New UM research confirms generally understood aspect of Flint water crisis
The team of UM researchers focused on the layer of lead scale inside ten service line samples from around Flint. Service lines connect homes and businesses to city water mains. In addition to examining pipe samples under a scanning electron microscope, the researchers pulverized the pipe linings to analyze what they're made of.
In the Flint pipes, they found a greater ratio of aluminum and magnesium to lead than is typical for lead service lines, when compared with data from 26 other water utilities.
Study co-author Brian Ellis is an assistant professor of civil and environmental engineering at the university.
He says the layer of rust that naturally develops in water pipes developed a “Swiss cheese” pattern.
“It demonstrated to be depleted with respect to lead, and we attributed this to the change in water chemistry,” said Ellis.
The UM researchers estimate that the average lead service line released 18 grams of lead during the 17 months that Flint’s tap water was without proper corrosion controls.

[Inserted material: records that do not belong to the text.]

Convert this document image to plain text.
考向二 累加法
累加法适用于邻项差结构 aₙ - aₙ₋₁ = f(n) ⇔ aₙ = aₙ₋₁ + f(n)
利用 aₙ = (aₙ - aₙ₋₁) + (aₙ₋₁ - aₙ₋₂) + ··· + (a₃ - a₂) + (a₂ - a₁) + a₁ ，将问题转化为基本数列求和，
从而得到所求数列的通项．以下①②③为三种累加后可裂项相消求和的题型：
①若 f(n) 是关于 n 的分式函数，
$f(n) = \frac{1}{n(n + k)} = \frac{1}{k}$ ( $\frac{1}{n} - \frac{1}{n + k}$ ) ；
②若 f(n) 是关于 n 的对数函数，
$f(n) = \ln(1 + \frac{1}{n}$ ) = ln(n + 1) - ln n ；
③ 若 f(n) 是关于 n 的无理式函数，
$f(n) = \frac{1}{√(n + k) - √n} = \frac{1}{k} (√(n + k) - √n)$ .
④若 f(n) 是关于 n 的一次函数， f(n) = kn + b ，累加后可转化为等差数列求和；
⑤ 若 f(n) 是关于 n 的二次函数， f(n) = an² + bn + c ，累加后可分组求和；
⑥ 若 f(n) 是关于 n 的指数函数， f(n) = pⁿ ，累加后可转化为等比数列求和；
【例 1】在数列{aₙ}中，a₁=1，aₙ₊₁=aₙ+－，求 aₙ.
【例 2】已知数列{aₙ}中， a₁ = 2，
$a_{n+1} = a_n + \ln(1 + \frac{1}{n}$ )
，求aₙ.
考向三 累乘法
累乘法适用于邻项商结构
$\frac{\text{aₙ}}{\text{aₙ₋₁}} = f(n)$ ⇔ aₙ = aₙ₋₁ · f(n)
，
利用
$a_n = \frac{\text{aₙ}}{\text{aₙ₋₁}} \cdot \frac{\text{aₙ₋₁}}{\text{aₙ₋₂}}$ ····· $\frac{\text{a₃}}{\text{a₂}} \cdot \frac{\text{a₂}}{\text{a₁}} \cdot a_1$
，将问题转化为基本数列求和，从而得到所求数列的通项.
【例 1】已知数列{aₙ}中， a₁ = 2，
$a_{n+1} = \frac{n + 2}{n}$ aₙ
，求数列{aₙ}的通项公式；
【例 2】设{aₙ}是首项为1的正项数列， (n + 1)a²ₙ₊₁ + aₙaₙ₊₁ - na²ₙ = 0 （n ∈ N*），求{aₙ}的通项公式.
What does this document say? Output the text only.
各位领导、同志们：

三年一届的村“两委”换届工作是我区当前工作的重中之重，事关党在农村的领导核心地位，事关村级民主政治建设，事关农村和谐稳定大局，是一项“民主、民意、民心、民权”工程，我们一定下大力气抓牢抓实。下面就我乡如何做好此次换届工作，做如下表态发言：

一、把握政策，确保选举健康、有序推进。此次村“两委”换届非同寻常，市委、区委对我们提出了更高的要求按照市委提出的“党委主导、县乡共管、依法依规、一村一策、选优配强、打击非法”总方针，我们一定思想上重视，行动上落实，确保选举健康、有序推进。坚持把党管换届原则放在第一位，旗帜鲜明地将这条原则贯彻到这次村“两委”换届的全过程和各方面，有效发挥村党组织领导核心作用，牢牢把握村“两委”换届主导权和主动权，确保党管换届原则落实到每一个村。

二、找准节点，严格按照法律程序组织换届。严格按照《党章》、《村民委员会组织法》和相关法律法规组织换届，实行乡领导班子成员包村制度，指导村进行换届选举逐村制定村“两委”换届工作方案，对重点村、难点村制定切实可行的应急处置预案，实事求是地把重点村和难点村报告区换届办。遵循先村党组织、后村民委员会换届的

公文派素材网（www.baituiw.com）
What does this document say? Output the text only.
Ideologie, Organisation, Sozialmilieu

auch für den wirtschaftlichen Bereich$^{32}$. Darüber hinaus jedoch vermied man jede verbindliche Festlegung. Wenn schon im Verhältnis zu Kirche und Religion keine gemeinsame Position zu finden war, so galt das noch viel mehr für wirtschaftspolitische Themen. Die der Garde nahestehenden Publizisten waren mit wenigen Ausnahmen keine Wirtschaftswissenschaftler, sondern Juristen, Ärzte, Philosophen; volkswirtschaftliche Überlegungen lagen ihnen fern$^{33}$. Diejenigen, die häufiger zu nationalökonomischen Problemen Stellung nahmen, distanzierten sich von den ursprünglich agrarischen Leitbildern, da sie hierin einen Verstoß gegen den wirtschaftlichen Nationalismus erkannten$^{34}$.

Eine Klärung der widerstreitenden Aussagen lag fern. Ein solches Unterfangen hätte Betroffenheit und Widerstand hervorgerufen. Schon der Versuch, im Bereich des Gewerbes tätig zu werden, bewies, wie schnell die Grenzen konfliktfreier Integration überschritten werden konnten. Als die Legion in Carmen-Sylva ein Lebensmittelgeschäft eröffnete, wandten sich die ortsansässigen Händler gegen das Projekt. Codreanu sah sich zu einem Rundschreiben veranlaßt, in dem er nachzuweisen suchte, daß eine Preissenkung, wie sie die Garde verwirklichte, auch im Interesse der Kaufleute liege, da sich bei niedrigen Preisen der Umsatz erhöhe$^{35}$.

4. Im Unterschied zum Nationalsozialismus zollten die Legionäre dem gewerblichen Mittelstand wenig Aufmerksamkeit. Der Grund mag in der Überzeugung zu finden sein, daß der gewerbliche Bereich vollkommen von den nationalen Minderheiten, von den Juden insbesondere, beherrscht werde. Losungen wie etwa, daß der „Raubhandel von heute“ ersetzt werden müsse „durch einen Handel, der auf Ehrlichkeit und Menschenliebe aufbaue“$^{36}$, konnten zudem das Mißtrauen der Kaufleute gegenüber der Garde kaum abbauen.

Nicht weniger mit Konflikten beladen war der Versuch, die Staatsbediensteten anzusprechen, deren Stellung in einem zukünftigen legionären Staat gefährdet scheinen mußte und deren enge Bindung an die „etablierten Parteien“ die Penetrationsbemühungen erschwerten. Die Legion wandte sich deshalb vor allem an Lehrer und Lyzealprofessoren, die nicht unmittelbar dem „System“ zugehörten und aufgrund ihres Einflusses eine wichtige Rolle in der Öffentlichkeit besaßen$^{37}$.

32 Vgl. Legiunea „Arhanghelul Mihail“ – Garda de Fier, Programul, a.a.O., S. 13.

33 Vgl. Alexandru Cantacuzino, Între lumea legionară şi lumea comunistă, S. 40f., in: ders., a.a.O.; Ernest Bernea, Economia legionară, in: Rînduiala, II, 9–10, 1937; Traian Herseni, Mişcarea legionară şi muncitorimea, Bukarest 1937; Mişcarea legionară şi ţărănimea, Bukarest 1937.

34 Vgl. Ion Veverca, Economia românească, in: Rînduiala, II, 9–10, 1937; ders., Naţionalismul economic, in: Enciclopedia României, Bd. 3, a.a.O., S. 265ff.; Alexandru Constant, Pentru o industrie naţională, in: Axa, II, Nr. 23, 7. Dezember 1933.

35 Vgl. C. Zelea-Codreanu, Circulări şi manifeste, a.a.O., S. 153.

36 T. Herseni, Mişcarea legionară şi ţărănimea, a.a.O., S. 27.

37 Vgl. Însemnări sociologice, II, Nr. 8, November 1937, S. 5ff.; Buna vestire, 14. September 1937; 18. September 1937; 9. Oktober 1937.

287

"If we average that release over the entire period the city received Flint River water, it would suggest that, on average, the lead concentration would be at least twice the EPA action level of 15 parts per billion," said Terese Olson, an associate professor of civil and environmental engineering and lead author of a study.
The researchers are now doing some house hunting in Flint. They are looking for a home with a lead service line where the water service has been cut off since 2014. The researchers want to use the home to verify their prediction of the amount of lead released by analyzing a lead service line that was not exposed to the corrosive Flint water.
The study is published in the journal Environmental Science and Technology Letters.